A couple years ago, Payton actually gave Kamara a fidget spinner to play with on those occasions where his mind started to wander.

“That’s like the ongoing joke with me, my attention span when it comes to some of these things,” Kamara said earlier this season. “I do kind of pride myself in being smart and being able to retain information. So there’s times where even Coach Thomas, I’m talking to him, and I’m like, ‘Yo, just chill, I got it.'”

“It may seem like I don’t, because I just got to try to have fun and keep it light. So they’re always checking on me. … But I’ve got it.”

Kamara said he has always wanted to know as much as possible about the offense and what opposing defenses are trying to do to him. He said that was the case as far back as he can remember. But it has especially ramped up because of the level of play in the NFL — and because he has gotten to work alongside a fellow analytical mind like Brees.
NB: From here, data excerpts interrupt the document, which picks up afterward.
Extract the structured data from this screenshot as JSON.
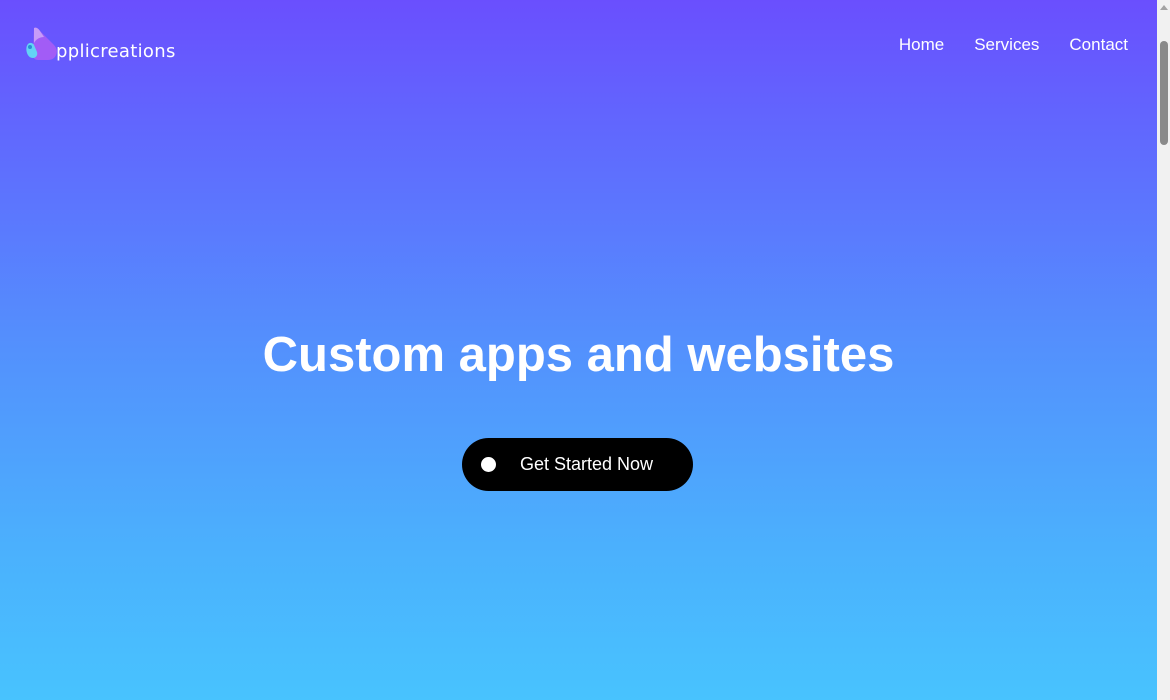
{
  "brand": {
    "logo_text": "pplicreations",
    "logo_icon": "applicreations-logo-icon",
    "colors": {
      "purple": "#a25cf6",
      "cyan": "#63d3f5"
    }
  },
  "nav": {
    "items": [
      {
        "label": "Home"
      },
      {
        "label": "Services"
      },
      {
        "label": "Contact"
      }
    ]
  },
  "hero": {
    "headline": "Custom apps and websites",
    "cta_label": "Get Started Now",
    "gradient": {
      "top": "#6a4ffe",
      "bottom": "#48c3fe"
    },
    "cta_background": "#000000"
  },
  "scrollbar": {
    "up_icon": "scroll-up-arrow-icon"
  }
}
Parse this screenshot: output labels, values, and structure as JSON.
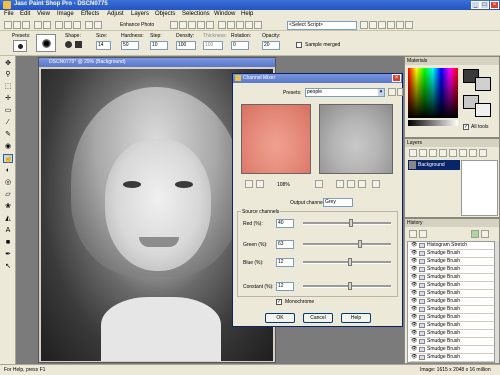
{
  "app": {
    "title": "Jasc Paint Shop Pro - DSCN0775"
  },
  "menu": [
    "File",
    "Edit",
    "View",
    "Image",
    "Effects",
    "Adjust",
    "Layers",
    "Objects",
    "Selections",
    "Window",
    "Help"
  ],
  "toolbar": {
    "enhance_label": "Enhance Photo",
    "script_select": "<Select Script>"
  },
  "options": {
    "presets_label": "Presets:",
    "shape_label": "Shape:",
    "size_label": "Size:",
    "size_value": "14",
    "hardness_label": "Hardness:",
    "hardness_value": "50",
    "step_label": "Step:",
    "step_value": "10",
    "density_label": "Density:",
    "density_value": "100",
    "thickness_label": "Thickness:",
    "thickness_value": "100",
    "rotation_label": "Rotation:",
    "rotation_value": "0",
    "opacity_label": "Opacity:",
    "opacity_value": "20",
    "sample_merged": "Sample merged"
  },
  "image_window": {
    "title": "DSCN0775* @ 29% (Background)"
  },
  "channel_mixer": {
    "title": "Channel Mixer",
    "presets_label": "Presets:",
    "presets_value": "people",
    "zoom_value": "108%",
    "output_label": "Output channel:",
    "output_value": "Grey",
    "source_group": "Source channels",
    "red_label": "Red (%):",
    "red_value": "40",
    "red_pct": 0.55,
    "green_label": "Green (%):",
    "green_value": "63",
    "green_pct": 0.65,
    "blue_label": "Blue (%):",
    "blue_value": "12",
    "blue_pct": 0.53,
    "constant_label": "Constant (%):",
    "constant_value": "12",
    "constant_pct": 0.53,
    "monochrome_label": "Monochrome",
    "ok_label": "OK",
    "cancel_label": "Cancel",
    "help_label": "Help"
  },
  "materials": {
    "title": "Materials",
    "all_tools": "All tools"
  },
  "layers": {
    "title": "Layers",
    "layer_name": "Background"
  },
  "history": {
    "title": "History",
    "items": [
      "Histogram Stretch",
      "Smudge Brush",
      "Smudge Brush",
      "Smudge Brush",
      "Smudge Brush",
      "Smudge Brush",
      "Smudge Brush",
      "Smudge Brush",
      "Smudge Brush",
      "Smudge Brush",
      "Smudge Brush",
      "Smudge Brush",
      "Smudge Brush",
      "Smudge Brush",
      "Smudge Brush",
      "Smudge Brush"
    ]
  },
  "status": {
    "left": "For Help, press F1",
    "right": "Image: 1615 x 2048 x 16 million"
  }
}
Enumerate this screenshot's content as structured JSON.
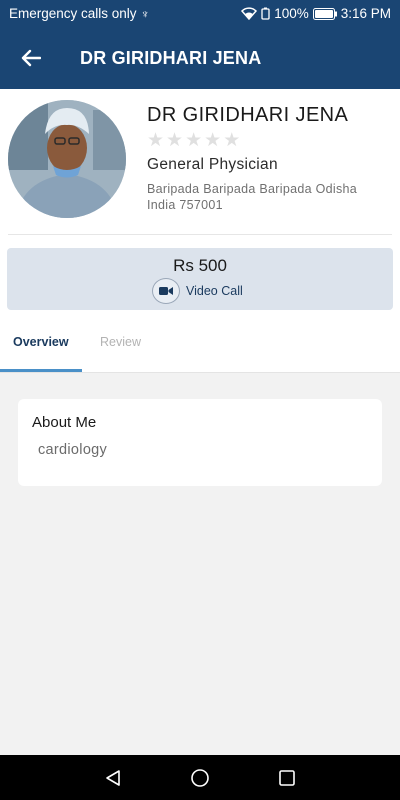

“I always watch him and how he dissects the game and dissects plays. And I always try to learn the plays, and I’ll call them out, like recite the plays when Drew is in the huddle and just try to know alignments, assignments, everybody, everything,” Kamara said. “So it makes the game easier. And it makes it fun, because I’ll be bored sometimes.”

Kamara also revealed another reason he has always approached the game this way.

“I’m gonna be honest. This might give you some insight into how I think and, like, the real football IQ. So me, I don’t like people saying s— to me,” Kamara said. “So when we install something, I try to take the time to know what’s going on before it’s even installed. So when it’s installed, I already know, then it’s just reinforced. And then when I get on the field, and you know, Sean might try to say something to me before the play like, ‘Hey, this is that one …’ And I’m like, ‘Yeah, I got it already, I know it.’

“So it might be a little bit of pride for me.”

Of course, it’s also a fun payoff when Kamara can carve up a defense because he knows how it’s going to attack him.

Kamara is the first player in NFL history to produce at least 500 rushing yards and 500 receiving yards in each of his first four seasons. And he already ranks second in Saints history with 59 career touchdowns.

“A lot of that starts with identifying what they’re trying to do to him — and then being able to react,” McAllister said. “When you see Alvin run, it’s almost like he’s gliding — he’s so smooth. He’s either pulling away from everyone, or no one can really bring him down.

“It’s almost like he’s one or two moves ahead of where that defense is.”